PNH : la graduation de la 35e promotion ravive les doutes sur la formation accélérée des policiers

PNH : la graduation de la 35e promotion ravive les doutes sur la formation accélérée des policiers

La Police nationale d’Haïti (PNH) a procédé, ce vendredi 23 janvier, à la graduation des aspirants policiers de la 35e promotion, baptisée « Aurore », lors d’une cérémonie officielle marquant l’entrée en fonction de 877 nouveaux agents. Dans un contexte sécuritaire marqué par la montée du grand banditisme , cet événement, censé renforcer les capacités opérationnelles de l’institution, remet toutefois au cœur de l’actualité la controverse persistante autour de la durée et de la qualité de la formation policière en Haïti.

Depuis 2020, l’École nationale de police (ENP) multiplie les promotions issues de formations écourtées, parfois limitées à quatre mois, sans véritable stage probatoire. Si cette stratégie vise à répondre à l’urgence sécuritaire, elle suscite de fortes réserves au sein de la population et de la corporation policière, plusieurs acteurs estimant qu’elle fragilise les fondements professionnels de la PNH.

Dans cette logique, l’augmentation rapide des effectifs apparaît davantage comme une réponse conjoncturelle que comme une solution structurelle aux problèmes de sécurité.

Le Syndicat de la Police nationale d’Haïti (SPNH-17) a été l’un des premiers à dénoncer publiquement cette pratique. Dans une publication diffusée sur son compte Facebook officiel, le syndicat rappelle que la formation policière doit répondre à des standards internationaux clairs :

« Dans la majorité des pays, la formation initiale des policiers dure entre huit et douze mois. Le syndicat exige la fin des formations de quatre à six mois sans stage, qu’il considère comme insuffisantes pour préparer efficacement les agents à leurs missions. »

Pour le SPNH-17, la réduction excessive de la durée de formation compromet non seulement les compétences techniques des policiers, mais également leur capacité à agir dans le respect des lois et des principes de l’État de droit.

Joint par la rédaction, l’inspecteur Garry Jean Baptiste, porte-parole du SPNH-17, a réitéré cette position avec fermeté :

« Nous avons dénoncé cette situation.

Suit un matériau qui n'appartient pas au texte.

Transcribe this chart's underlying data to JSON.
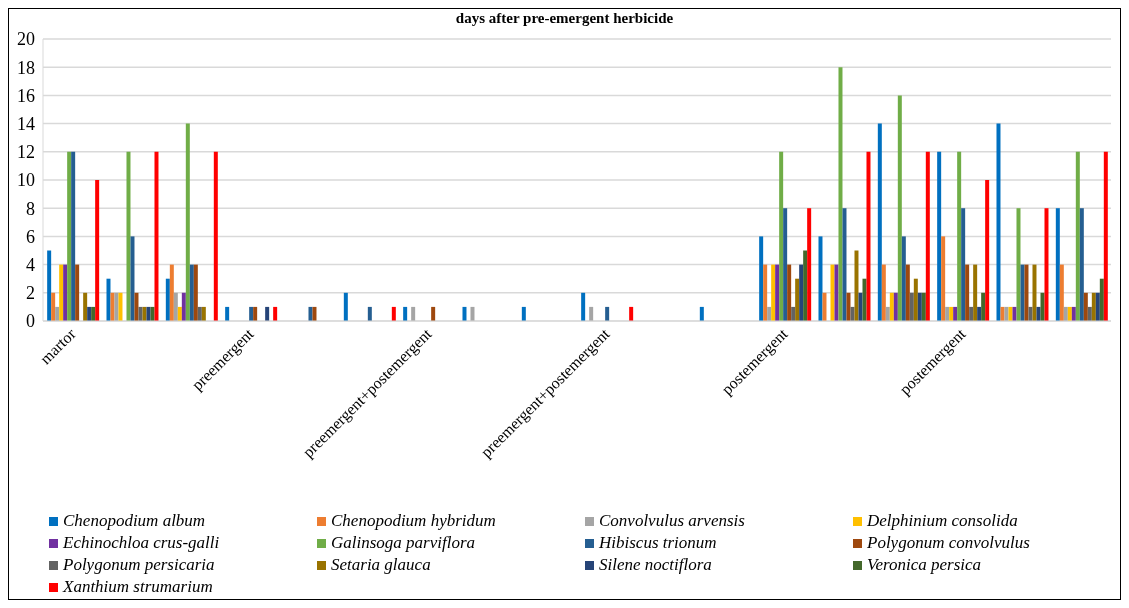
{
  "chart_data": {
    "type": "bar",
    "title": "days after pre-emergent herbicide",
    "categories": [
      "martor",
      null,
      null,
      "preemergent",
      null,
      null,
      "preemergent+postemergent",
      null,
      null,
      "preemergent+postemergent",
      null,
      null,
      "postemergent",
      null,
      null,
      "postemergent",
      null,
      null
    ],
    "ylim": [
      0,
      20
    ],
    "yticks": [
      0,
      2,
      4,
      6,
      8,
      10,
      12,
      14,
      16,
      18,
      20
    ],
    "grid": "y",
    "legend": "bottom",
    "series": [
      {
        "name": "Chenopodium album",
        "color": "#0070c0",
        "values": [
          5,
          3,
          3,
          1,
          0,
          2,
          1,
          1,
          1,
          2,
          0,
          1,
          6,
          6,
          14,
          12,
          14,
          8
        ]
      },
      {
        "name": "Chenopodium hybridum",
        "color": "#ed7d31",
        "values": [
          2,
          2,
          4,
          0,
          0,
          0,
          0,
          0,
          0,
          0,
          0,
          0,
          4,
          2,
          4,
          6,
          1,
          4
        ]
      },
      {
        "name": "Convolvulus arvensis",
        "color": "#a5a5a5",
        "values": [
          1,
          2,
          2,
          0,
          0,
          0,
          1,
          1,
          0,
          1,
          0,
          0,
          1,
          0,
          1,
          1,
          1,
          1
        ]
      },
      {
        "name": "Delphinium consolida",
        "color": "#ffc000",
        "values": [
          4,
          2,
          1,
          0,
          0,
          0,
          0,
          0,
          0,
          0,
          0,
          0,
          4,
          4,
          2,
          1,
          1,
          1
        ]
      },
      {
        "name": "Echinochloa crus-galli",
        "color": "#7030a0",
        "values": [
          4,
          0,
          2,
          0,
          0,
          0,
          0,
          0,
          0,
          0,
          0,
          0,
          4,
          4,
          2,
          1,
          1,
          1
        ]
      },
      {
        "name": "Galinsoga parviflora",
        "color": "#70ad47",
        "values": [
          12,
          12,
          14,
          0,
          0,
          0,
          0,
          0,
          0,
          0,
          0,
          0,
          12,
          18,
          16,
          12,
          8,
          12
        ]
      },
      {
        "name": "Hibiscus trionum",
        "color": "#255e91",
        "values": [
          12,
          6,
          4,
          1,
          1,
          1,
          0,
          0,
          0,
          1,
          0,
          0,
          8,
          8,
          6,
          8,
          4,
          8
        ]
      },
      {
        "name": "Polygonum convolvulus",
        "color": "#9e480e",
        "values": [
          4,
          2,
          4,
          1,
          1,
          0,
          1,
          0,
          0,
          0,
          0,
          0,
          4,
          2,
          4,
          4,
          4,
          2
        ]
      },
      {
        "name": "Polygonum persicaria",
        "color": "#636363",
        "values": [
          0,
          1,
          1,
          0,
          0,
          0,
          0,
          0,
          0,
          0,
          0,
          0,
          1,
          1,
          2,
          1,
          1,
          1
        ]
      },
      {
        "name": "Setaria glauca",
        "color": "#997300",
        "values": [
          2,
          1,
          1,
          0,
          0,
          0,
          0,
          0,
          0,
          0,
          0,
          0,
          3,
          5,
          3,
          4,
          4,
          2
        ]
      },
      {
        "name": "Silene noctiflora",
        "color": "#264478",
        "values": [
          1,
          1,
          0,
          1,
          0,
          0,
          0,
          0,
          0,
          0,
          0,
          0,
          4,
          2,
          2,
          1,
          1,
          2
        ]
      },
      {
        "name": "Veronica persica",
        "color": "#43682b",
        "values": [
          1,
          1,
          0,
          0,
          0,
          0,
          0,
          0,
          0,
          0,
          0,
          0,
          5,
          3,
          2,
          2,
          2,
          3
        ]
      },
      {
        "name": "Xanthium strumarium",
        "color": "#ff0000",
        "values": [
          10,
          12,
          12,
          1,
          0,
          1,
          0,
          0,
          0,
          1,
          0,
          0,
          8,
          12,
          12,
          10,
          8,
          12
        ]
      }
    ]
  }
}
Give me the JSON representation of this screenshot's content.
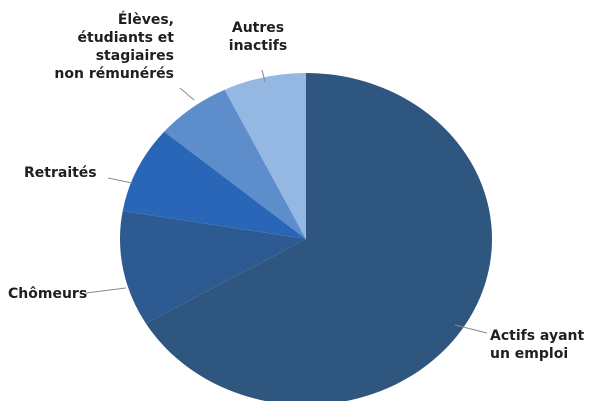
{
  "chart_data": {
    "type": "pie",
    "title": "",
    "slices": [
      {
        "label_lines": [
          "Actifs ayant",
          "un emploi"
        ],
        "value": 66.5,
        "color": "#2f567e"
      },
      {
        "label_lines": [
          "Chômeurs"
        ],
        "value": 11.2,
        "color": "#2d5a90"
      },
      {
        "label_lines": [
          "Retraités"
        ],
        "value": 8.5,
        "color": "#2a66b8"
      },
      {
        "label_lines": [
          "Élèves,",
          "étudiants et",
          "stagiaires",
          "non rémunérés"
        ],
        "value": 6.6,
        "color": "#5e8dcc"
      },
      {
        "label_lines": [
          "Autres",
          "inactifs"
        ],
        "value": 7.2,
        "color": "#95b8e3"
      }
    ]
  }
}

La manière dont les policiers sont formés aujourd’hui en Haïti n’est pas bonne. »

Selon lui, envoyer sur le terrain des agents insuffisamment formés expose non seulement les citoyens, mais également les policiers eux-mêmes, confrontés à des situations complexes sans préparation adéquate.

À l’inverse, un agent de la PNH de grade 2, interrogé sous couvert d’anonymat, explique que cette réorientation du cursus est dictée par la réalité du terrain :

« Face au niveau de banditisme, le programme a été modifié. Les aspirants reçoivent désormais une formation concentrée, majoritairement pratique, à hauteur de 60 à 70 %. Autrefois, la formation était surtout théorique. Aujourd’hui, on privilégie le terrain, au détriment des cours de droit et de sciences policières. »

Cette approche vise à rendre rapidement opérationnels les policiers de la promotion Aurore, appelés à renforcer des unités déjà fortement sollicitées.

Cependant, cette orientation suscite de vives critiques au sein même de l’institution. Un policier issu d’une unité spécialisée estime que la formation actuelle s’apparente davantage à une préparation militaire qu’à un apprentissage policier :

« On ne forme plus des policiers, mais des combattants. C’est ce qui explique le comportement de certains agents sur le terrain, incapables de ramener l’ordre avec discernement. Avant, la formation mettait l’accent sur la science policière, le secourisme et la discipline. Aujourd’hui, tout est axé sur la tactique, le tir et le physique, sans véritable prise en compte du cadre légal. »

Il met en garde contre les conséquences à long terme de cette pratique, qui pourrait, selon lui, affaiblir durablement la police administrative.

La graduation de 877 policiers de la promotion Aurore illustre la volonté des autorités de renforcer rapidement les rangs de la PNH. Toutefois, de nombreux analystes estiment que la sécurité durable ne peut être garantie par le seul accroissement numérique des effectifs, sans un investissement sérieux dans la qualité de la formation.

En définitive, si cette 35e promotion représente un renfort immédiat face à l’insécurité, elle relance une interrogation fondamentale : peut-on construire une police professionnelle, respectueuse des droits et efficace sur le long terme, sans une formation complète, rigoureuse et conforme aux standards internationaux ?
Pour plusieurs acteurs du secteur, la réponse à cette question conditionnera l’avenir même de la PNH.